Compiling the code can be done with the included makefile.
To run the code, type in the terminal: "./anneal_std_cell.out param1 param2"
There are two optional parameters:
param1 is the ibm benchmark to to be used. If no benchmark is specified, the default is "01". The code will look for the design in "./IBM_Benchmarks/ibm##"
param2 is the effort to be used. Effort defines how hard the algorithm will work to find a good solution. Higher efforts lead to lower final wirelength, but longer execution times. If no effort is defined, the default is 6.
================================================== EXAMPLES
In terminal, navigate to a working directory which includes the source code "anneal_std_cell.cpp", the makefile, and a directory "IBM_Benchmarks".
Type "make" to compile.
Type "./anneal_std_cell.out 01" to run the annealing on benchmark 01. Type "./anneal_std_cell.out 03 4" to run the annealing on benchmark 03 with effort 4. Type "./anneal_std_cell.out 12 9" to run the annealing on benchmark 12 with effort 9.
================================================== DESCRIPTION OF ALGORITHM
The Simulated Annealing method of placement is implemented. Classes for cells, nets and pads are used to organize the design information. The net file is read to store cells, nets and pads information to memory. As they are processed, different data structures are created to better organize the information for quick reference and manipulation.
1) All cells, nets and pads are stored in a vector. This is the primary method of accessing all cells in an arbitrary order.
2) A list of cell pointers and pad pointers are used for easy access and computation of wirelengths. This allows the algorithm to compute the wirelengths in minimum amount of time.
The general program flow can be seen in the main function:
1) The net file is read.
2) Initial placement of cells and pads are done such that the aspect ratio is approximately 1. The total wirelength is calculated.
3) A "dry run" of 10,000 cell swaps is performed to obtain the the change in wirelengths and to calculate the standard deviation.
4) The initial temperature for the algorithm is set proportional to this standard deviation.
5) The algorithm is executed till the temperature drops to a very low value.
The initial temperature is chosen sufficiently high enough such that a bad move that is 3 times the standard deviation is accepted.

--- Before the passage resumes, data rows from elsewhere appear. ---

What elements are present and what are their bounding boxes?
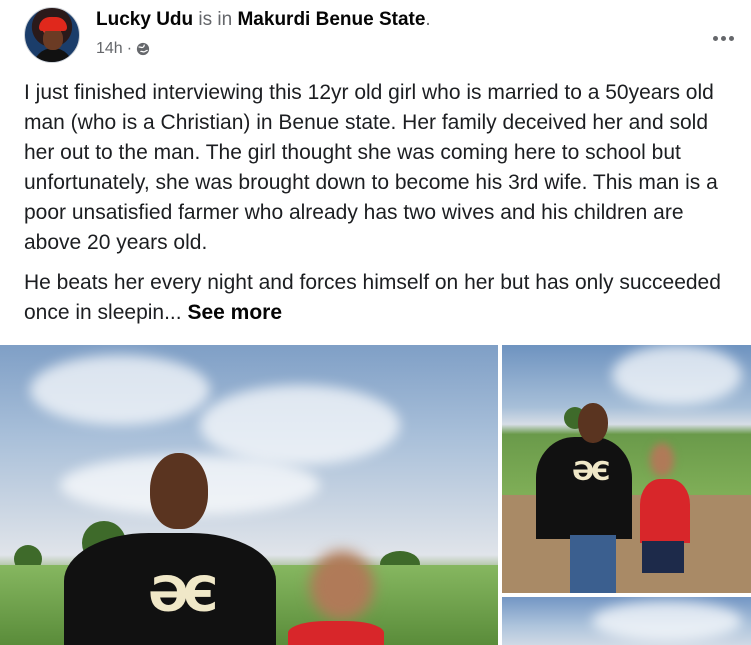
period-text: . <box>425 9 431 30</box>
is-in-text: is in <box>198 9 233 30</box>
post-paragraph-2: He beats her every night and forces hims… <box>24 268 724 328</box>
author-avatar[interactable] <box>24 7 80 63</box>
post-meta: 14h · <box>96 39 150 59</box>
post-paragraph-2-text: He beats her every night and forces hims… <box>24 271 721 324</box>
post-photo-side-1[interactable]: ƏЄ <box>502 345 751 593</box>
meta-separator: · <box>126 40 133 57</box>
more-options-icon[interactable] <box>708 28 738 48</box>
post-paragraph-1: I just finished interviewing this 12yr o… <box>24 81 718 254</box>
location-link[interactable]: Makurdi Benue State <box>237 9 425 30</box>
post-text: I just finished interviewing this 12yr o… <box>24 78 724 328</box>
post-photo-main[interactable]: ƏЄ <box>0 345 498 645</box>
post-photo-side-2[interactable] <box>502 597 751 645</box>
post-card: Lucky Udu is in Makurdi Benue State. 14h… <box>0 0 751 645</box>
globe-icon[interactable] <box>136 42 150 56</box>
post-header: Lucky Udu is in Makurdi Benue State. 14h… <box>24 6 734 63</box>
author-name[interactable]: Lucky Udu <box>96 9 193 30</box>
see-more-link[interactable]: See more <box>187 301 282 324</box>
post-title-line: Lucky Udu is in Makurdi Benue State. <box>96 8 431 32</box>
post-timestamp[interactable]: 14h <box>96 39 123 59</box>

Each step consists of swapping the position of two cells and calculating the change in the wirelength due to the swap. If the new wirelength is smaller, the change is automatically accepted. If the new wirelength is larger, then the probability of accepting is based on the change in wirelength with respect to the temperature.

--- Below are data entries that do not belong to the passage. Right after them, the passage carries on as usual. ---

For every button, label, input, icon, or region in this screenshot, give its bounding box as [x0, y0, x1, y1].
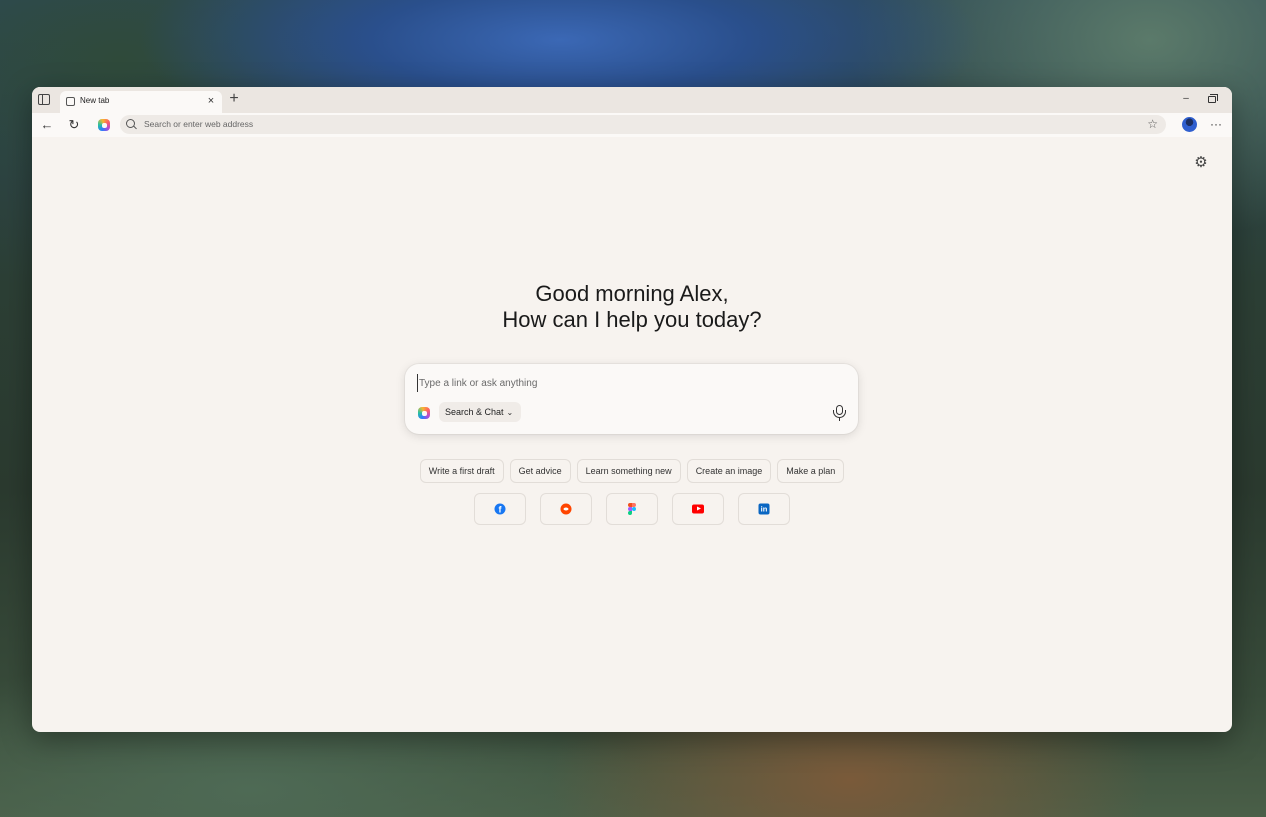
suggestion-chip[interactable]: Create an image: [686, 459, 772, 483]
ask-input[interactable]: [417, 374, 821, 392]
new-tab-page: ⚙ Good morning Alex, How can I help you …: [32, 137, 1232, 732]
copilot-icon[interactable]: [98, 119, 110, 131]
composer-box: Search & Chat⌄: [405, 364, 858, 434]
restore-window-button[interactable]: [1208, 94, 1218, 103]
address-bar[interactable]: Search or enter web address ☆: [120, 115, 1166, 134]
shortcut-reddit[interactable]: [540, 493, 592, 525]
more-options-button[interactable]: ···: [1208, 115, 1224, 133]
copilot-icon: [418, 407, 430, 419]
greeting: Good morning Alex, How can I help you to…: [32, 281, 1232, 333]
new-tab-button[interactable]: +: [226, 91, 242, 107]
suggestion-chip[interactable]: Get advice: [509, 459, 571, 483]
tab-title: New tab: [80, 96, 110, 105]
site-shortcuts: f in: [32, 493, 1232, 525]
figma-icon: [628, 503, 636, 515]
browser-toolbar: ← ↻ Search or enter web address ☆ ···: [32, 113, 1232, 137]
tab-new-tab[interactable]: New tab ×: [60, 91, 222, 113]
microphone-icon[interactable]: [833, 405, 847, 421]
suggestion-chip[interactable]: Learn something new: [576, 459, 681, 483]
youtube-icon: [692, 504, 704, 514]
shortcut-linkedin[interactable]: in: [738, 493, 790, 525]
greeting-line-1: Good morning Alex,: [535, 281, 729, 306]
tab-strip: New tab × + –: [32, 87, 1232, 113]
browser-window: New tab × + – ← ↻ Search or enter web ad…: [32, 87, 1232, 732]
shortcut-figma[interactable]: [606, 493, 658, 525]
minimize-button[interactable]: –: [1180, 92, 1192, 106]
mode-label: Search & Chat: [445, 407, 504, 417]
add-favorite-icon[interactable]: ☆: [1147, 117, 1158, 131]
suggestion-chip[interactable]: Write a first draft: [419, 459, 504, 483]
address-placeholder: Search or enter web address: [144, 119, 254, 129]
tab-close-button[interactable]: ×: [204, 94, 218, 108]
settings-gear-icon[interactable]: ⚙: [1193, 155, 1209, 171]
suggestion-chips: Write a first draft Get advice Learn som…: [32, 459, 1232, 483]
desktop-wallpaper: New tab × + – ← ↻ Search or enter web ad…: [0, 0, 1266, 817]
back-button[interactable]: ←: [38, 116, 56, 134]
shortcut-youtube[interactable]: [672, 493, 724, 525]
profile-avatar[interactable]: [1182, 117, 1197, 132]
sidebar-toggle-icon[interactable]: [38, 94, 50, 105]
greeting-line-2: How can I help you today?: [502, 307, 762, 332]
reload-button[interactable]: ↻: [65, 116, 83, 134]
facebook-icon: f: [494, 503, 506, 515]
reddit-icon: [560, 503, 572, 515]
linkedin-icon: in: [758, 503, 770, 515]
search-icon: [126, 119, 135, 128]
new-tab-page-icon: [66, 97, 75, 106]
chevron-down-icon: ⌄: [506, 408, 514, 417]
suggestion-chip[interactable]: Make a plan: [777, 459, 845, 483]
mode-select[interactable]: Search & Chat ⌄: [439, 402, 522, 422]
shortcut-facebook[interactable]: f: [474, 493, 526, 525]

The algorithm continues performing until the temperature is very low.
================================================== RESULTS
The netlists range in size from 12,000 cells up to 210,000 cells. More cells means more annealing is required to get similar results.
Since our implementation scaled the Swaps Per Temperature and initial temperature with the size of the netlist, all benchmarks yielded similar percent change in wirelength. Using an effort of 6, the algorithm achieves a percent change of 82-85%.